Savaş yıllarında Rus edebiyatında öne çıkan ilk tür şiir olmuştur; çünkü şiir hem kitlelere hızla ulaşma hem de moral ve umut söyleminin taşıyıcısı olma potansiyeline sahipti. A. Tvardovskiy, A. Surkov, K. Simonov, S. Kirsanov, İ. Sel’vinskiy, S. Sçipayev, A. Ahmatova, O. Bergol’ts, V. İnber, A.Jarov, İ.Utkin, S. Mihalkov gibi şairler savaş temalı şiir yazan şairlerden başlıcalarıdır.【8】
Savaştan sonra ise odak, roman ve öyküye kaymış; cephe deneyimini işleyen "General Nesri" ve "Teğmen Nesri" gibi alt türler ortaya çıkmıştır. Bu eserler, savaşın birey üzerindeki psikolojik etkilerini ve toplumsal çözülmeyi merkeze almıştır.
Savaş edebiyatının etkisi yalnızca 1940’larla sınırlı kalmamış, sonraki kuşaklara da aktarılmıştır. Savaş deneyimini anlatan eserler, ulusal kimlik ve edebî gelenek için temel referans hâline gelmiş ve “kuşak borcu” bilinciyle yazılmıştır.
Stalingrad Zaferinin Rusya’da Anılması ve 80. Yıl Dönümü Kutlamaları
Stalingrad Muharebesi, çağdaş Rusya’da ulusal hafızanın önemli referans noktalarından biri olmaya devam etmekte ve her yıl resmî törenler, anma etkinlikleri ve sembolik programlarla hatırlanmaktadır. Zaferin yıl dönümü olan 2 Şubat, Sovyetler Birliği’nin Nazi Almanyası ve müttefiklerine karşı kazandığı askeri başarı olarak anılmakta; bu tarih, savaşın hafızada canlı tutulmasına yönelik devlet ve toplum düzeyinde bir kimlik ögesi işlevi görmektedir.

80. Yıl Kutlamaları (Anadolu Ajansı)
Muharebenin 80. yıl dönümü, 2 Şubat 2023 tarihinde Rusya’nın Volgograd kentinde çeşitli törenlerle kutlanmış, etkinlikler şehrin sembolik mekânlarında gerçekleştirilmiştir. Anma programlarının odak noktalarından biri, Stalingrad savunmasının simgesi hâline gelen “Anavatan Çağırıyor” (Rodina Mat Zovyot) heykelinin bulunduğu alan olmuştur. Etkinliklere dair ulusal ve uluslararası haberlerde bu heykel özellikle vurgulanmış ve savaşın hafıza mekânı olarak sembolik işlevi öne çıkmıştır. Kutlamalar, zaferin Sovyet askerî mücadelesi bağlamında hatırlandığını vurgulayan söylemlerle gerçekleştirilmiştir.

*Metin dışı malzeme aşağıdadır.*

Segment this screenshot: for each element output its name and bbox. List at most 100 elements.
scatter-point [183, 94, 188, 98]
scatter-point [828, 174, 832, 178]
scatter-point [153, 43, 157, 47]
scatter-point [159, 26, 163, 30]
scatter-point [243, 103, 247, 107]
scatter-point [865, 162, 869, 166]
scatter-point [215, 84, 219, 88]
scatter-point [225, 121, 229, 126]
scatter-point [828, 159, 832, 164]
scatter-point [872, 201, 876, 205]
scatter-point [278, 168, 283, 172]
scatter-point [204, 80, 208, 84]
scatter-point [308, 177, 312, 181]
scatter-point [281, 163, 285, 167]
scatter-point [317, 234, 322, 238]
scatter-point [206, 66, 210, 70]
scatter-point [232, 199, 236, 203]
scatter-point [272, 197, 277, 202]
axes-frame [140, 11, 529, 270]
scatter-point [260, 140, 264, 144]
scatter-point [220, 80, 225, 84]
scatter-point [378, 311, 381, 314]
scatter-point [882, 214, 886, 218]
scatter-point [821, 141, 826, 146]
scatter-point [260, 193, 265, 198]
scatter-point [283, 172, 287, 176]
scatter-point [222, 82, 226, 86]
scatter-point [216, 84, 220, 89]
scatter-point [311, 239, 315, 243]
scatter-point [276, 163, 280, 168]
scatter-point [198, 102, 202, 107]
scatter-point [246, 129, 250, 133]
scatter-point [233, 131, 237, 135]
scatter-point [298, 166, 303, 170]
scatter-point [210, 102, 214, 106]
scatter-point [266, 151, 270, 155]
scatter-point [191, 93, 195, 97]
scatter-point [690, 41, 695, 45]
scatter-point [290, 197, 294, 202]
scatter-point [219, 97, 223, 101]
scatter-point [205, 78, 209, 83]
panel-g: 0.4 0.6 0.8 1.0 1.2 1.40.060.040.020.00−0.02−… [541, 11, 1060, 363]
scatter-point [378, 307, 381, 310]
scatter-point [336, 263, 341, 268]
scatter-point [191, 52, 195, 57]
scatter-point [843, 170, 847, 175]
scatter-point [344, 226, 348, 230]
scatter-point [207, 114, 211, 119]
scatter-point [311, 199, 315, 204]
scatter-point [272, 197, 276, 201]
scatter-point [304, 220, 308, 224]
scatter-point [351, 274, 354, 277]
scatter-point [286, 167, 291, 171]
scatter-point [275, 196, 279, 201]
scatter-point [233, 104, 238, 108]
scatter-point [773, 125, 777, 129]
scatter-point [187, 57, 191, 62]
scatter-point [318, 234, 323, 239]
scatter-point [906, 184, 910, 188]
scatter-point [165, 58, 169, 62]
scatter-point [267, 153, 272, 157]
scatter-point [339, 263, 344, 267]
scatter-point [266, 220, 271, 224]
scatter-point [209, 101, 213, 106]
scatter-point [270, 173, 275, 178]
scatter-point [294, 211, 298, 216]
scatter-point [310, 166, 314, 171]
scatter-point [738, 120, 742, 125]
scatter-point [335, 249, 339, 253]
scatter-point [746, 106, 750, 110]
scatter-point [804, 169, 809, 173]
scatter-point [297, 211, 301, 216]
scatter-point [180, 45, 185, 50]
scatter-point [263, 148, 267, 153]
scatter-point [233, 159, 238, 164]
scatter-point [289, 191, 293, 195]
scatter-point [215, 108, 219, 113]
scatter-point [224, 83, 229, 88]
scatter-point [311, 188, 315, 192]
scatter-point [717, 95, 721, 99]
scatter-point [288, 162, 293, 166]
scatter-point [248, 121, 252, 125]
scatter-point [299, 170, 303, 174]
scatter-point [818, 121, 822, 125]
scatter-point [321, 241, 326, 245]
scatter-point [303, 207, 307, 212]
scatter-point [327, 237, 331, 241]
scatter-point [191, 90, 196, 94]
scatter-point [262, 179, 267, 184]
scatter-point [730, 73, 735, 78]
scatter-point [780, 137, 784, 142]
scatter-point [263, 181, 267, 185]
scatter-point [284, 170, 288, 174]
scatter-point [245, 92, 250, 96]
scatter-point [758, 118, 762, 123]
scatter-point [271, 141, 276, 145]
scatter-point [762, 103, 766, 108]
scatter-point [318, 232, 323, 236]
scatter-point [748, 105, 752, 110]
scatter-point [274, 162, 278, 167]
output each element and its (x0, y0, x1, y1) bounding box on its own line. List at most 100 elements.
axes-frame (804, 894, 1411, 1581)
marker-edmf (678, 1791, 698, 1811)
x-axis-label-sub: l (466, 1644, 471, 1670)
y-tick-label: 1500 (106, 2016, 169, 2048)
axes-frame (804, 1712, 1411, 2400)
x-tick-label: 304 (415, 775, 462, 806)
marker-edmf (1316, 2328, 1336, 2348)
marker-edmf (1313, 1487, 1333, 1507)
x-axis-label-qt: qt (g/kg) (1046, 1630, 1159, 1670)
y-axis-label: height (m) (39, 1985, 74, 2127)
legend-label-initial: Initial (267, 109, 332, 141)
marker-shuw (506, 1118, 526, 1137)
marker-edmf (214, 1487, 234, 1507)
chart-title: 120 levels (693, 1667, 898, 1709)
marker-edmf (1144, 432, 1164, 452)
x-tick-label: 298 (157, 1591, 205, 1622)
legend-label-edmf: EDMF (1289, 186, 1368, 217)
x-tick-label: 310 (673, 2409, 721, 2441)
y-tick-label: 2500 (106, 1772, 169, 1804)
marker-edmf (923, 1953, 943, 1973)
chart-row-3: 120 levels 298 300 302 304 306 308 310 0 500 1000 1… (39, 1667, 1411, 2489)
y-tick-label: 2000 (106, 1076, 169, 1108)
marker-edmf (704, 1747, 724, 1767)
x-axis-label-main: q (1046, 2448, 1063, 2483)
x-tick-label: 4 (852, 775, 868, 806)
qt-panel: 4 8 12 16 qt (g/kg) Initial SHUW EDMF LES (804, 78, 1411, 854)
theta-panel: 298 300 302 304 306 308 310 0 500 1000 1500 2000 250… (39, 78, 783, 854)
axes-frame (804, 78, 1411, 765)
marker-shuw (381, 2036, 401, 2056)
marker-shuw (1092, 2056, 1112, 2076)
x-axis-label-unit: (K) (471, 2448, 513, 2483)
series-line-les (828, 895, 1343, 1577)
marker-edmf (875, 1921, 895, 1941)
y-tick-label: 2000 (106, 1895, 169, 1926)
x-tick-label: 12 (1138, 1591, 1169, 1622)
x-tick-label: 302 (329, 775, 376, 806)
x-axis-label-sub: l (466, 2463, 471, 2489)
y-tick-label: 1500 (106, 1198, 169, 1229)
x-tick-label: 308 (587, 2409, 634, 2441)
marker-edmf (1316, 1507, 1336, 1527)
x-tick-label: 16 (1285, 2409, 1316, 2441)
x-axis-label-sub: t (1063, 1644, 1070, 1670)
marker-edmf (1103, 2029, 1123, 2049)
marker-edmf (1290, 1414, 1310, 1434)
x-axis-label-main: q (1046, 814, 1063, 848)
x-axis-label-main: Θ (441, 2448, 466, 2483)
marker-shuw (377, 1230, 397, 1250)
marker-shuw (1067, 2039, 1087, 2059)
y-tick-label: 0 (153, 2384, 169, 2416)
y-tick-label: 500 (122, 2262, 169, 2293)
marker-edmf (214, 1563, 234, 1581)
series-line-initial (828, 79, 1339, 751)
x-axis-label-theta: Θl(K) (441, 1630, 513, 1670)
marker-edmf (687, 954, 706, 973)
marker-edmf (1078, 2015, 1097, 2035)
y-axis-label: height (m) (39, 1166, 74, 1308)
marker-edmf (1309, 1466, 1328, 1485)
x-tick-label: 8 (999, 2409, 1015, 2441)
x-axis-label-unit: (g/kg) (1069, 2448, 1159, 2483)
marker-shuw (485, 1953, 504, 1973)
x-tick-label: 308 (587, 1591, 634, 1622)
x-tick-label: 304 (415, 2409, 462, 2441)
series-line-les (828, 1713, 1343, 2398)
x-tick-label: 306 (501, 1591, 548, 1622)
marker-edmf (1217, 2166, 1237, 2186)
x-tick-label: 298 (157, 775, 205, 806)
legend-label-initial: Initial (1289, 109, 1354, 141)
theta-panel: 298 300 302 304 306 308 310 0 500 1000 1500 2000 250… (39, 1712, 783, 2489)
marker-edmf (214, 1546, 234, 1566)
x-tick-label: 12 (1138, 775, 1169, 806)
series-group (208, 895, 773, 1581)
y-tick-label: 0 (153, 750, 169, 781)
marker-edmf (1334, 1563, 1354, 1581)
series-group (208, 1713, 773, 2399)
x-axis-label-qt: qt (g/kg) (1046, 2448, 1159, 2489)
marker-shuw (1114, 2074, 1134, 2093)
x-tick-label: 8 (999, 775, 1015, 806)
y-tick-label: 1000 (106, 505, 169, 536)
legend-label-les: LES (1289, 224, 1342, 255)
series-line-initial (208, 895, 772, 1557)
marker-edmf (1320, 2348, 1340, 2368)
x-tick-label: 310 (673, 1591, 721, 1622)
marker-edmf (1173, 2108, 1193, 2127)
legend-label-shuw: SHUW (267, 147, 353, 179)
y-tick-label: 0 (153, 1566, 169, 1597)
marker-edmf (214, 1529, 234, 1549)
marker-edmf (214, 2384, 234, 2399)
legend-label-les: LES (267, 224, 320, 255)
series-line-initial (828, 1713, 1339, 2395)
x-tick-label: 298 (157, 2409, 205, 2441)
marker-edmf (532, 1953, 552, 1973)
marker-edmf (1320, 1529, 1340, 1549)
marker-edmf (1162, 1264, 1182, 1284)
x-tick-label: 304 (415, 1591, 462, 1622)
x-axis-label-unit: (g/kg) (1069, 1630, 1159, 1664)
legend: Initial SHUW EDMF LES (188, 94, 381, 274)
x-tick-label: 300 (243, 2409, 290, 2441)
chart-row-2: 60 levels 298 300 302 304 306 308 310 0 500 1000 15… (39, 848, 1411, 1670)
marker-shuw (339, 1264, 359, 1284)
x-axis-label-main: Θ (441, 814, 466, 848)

Şehrin Sembolü Olan Anavatan Çağırıyor Heykeli (Anadolu Ajansı)
80. yıl dönümü anmaları, Stalingrad’ın güncel Rus kamusal hafızasında yalnızca tarihsel bir muharebe olarak değil, faşizme karşı ulusal direnişin ve kurucu savaş mitolojisinin merkezî simgesi olarak konumlandığını göstermektedir. Etkinliklerin resmî ve kolektif nitelikte gerçekleşmesi, Stalingrad’ın hem devlet politikası hem de toplumsal bellek açısından süreklilik taşıyan bir anlam yüküne sahip olduğunu ortaya koymaktadır.